As they shared their stories, the hurt they were still carrying was palpable. In today’s context they find themselves “sitting with” memories of this painful past alongside and entangled with their present struggles. At both events, the powerful significance of sharing these stories with the younger generations was evident. In Langa, a young woman stood up at the end of the story-telling session and commented on how lucky we were to have an opportunity to hear these stories. She said that it is very difficult to get the older generations to open up about what they have been through. At the same time, she felt that there is so much more in the stories of her own parents and grandparents that she wants to be shared.
In Bonteheuwel, a young woman also stood up and with passion and emotion commented on how important it is for the youth to engage with these stories. She challenged South Africans who lived through Apartheid to “be brave enough to be vulnerable” in sharing with the youth the memories of this time that continue to stir in their hearts. The emotion in her call and her choice of words indicates both the difficulty and importance of this kind of “vulnerable” intergenerational sharing.
Witnessing the response of these young South Africans in Bonteheuwel and Langa about the stories they were hearing, alerts us to the pressing need for intergenerational memory work in our country. Intergenerational memory work is important, not just in the South African context, but in other post-conflict contexts. For example, in the generation born to survivors of the Holocaust in Germany or the genocide in Rwanda, a similar sense of knowing but not knowing the painful memories of their parents has been documented.
These memories may not be verbally shared, but they are nevertheless communicated via emotional and embodied connections to times, places and meaningful objects (such as photographs or items of clothing) that represent this difficult past.

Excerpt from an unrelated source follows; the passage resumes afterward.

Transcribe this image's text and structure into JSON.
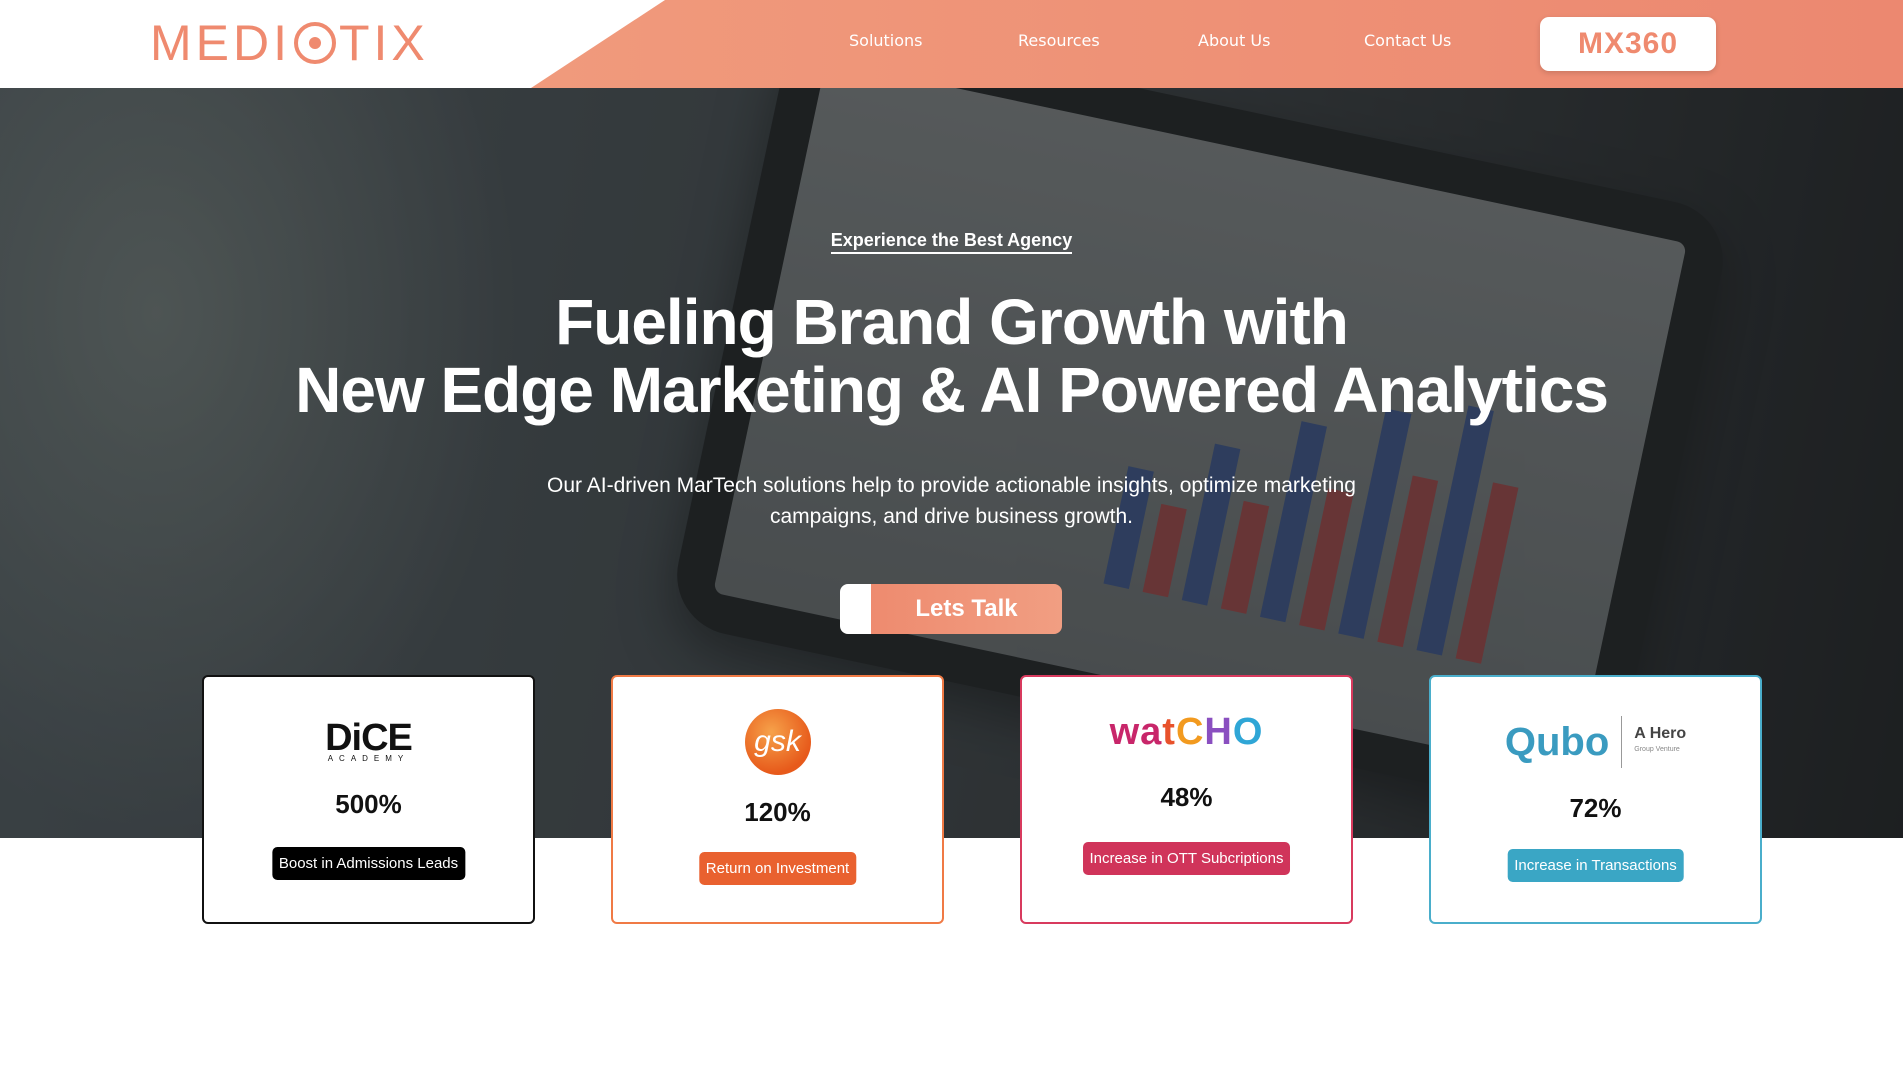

Through feeling their parent’s emotional connection to this past, the second generation often inherits a sense of responsibility to work through the unfinished business of their parent’s history.
Embarking on intergenerational memory work remains an important part of the unfinished business of Mandela’s legacy that has been passed into our hands. This is not only the case for young South Africans whose parents were classified as “black” and “coloured” and carry the traumatic legacy of these histories. For the generation, like myself, born to those classified as “white” under Apartheid, intergenerational dialogue could help us to reflect on the responsibility we carry for the brutal legacy of Apartheid committed in our name.
Intergenerational memory work conducted across different sections of South African society could assist young South Africans to become more consciously aware of what the memories of previous generations mean for them and what their current responsibilities are in collectively creating a better future.
Dr Kim Wale is a Senior Postdoctoral Fellow at the Historical Trauma and Transformation Initiative at SU. She authored the book South Africa’s Struggle to Remember: Contested Memories of Squatter Resistance in the Western Cape.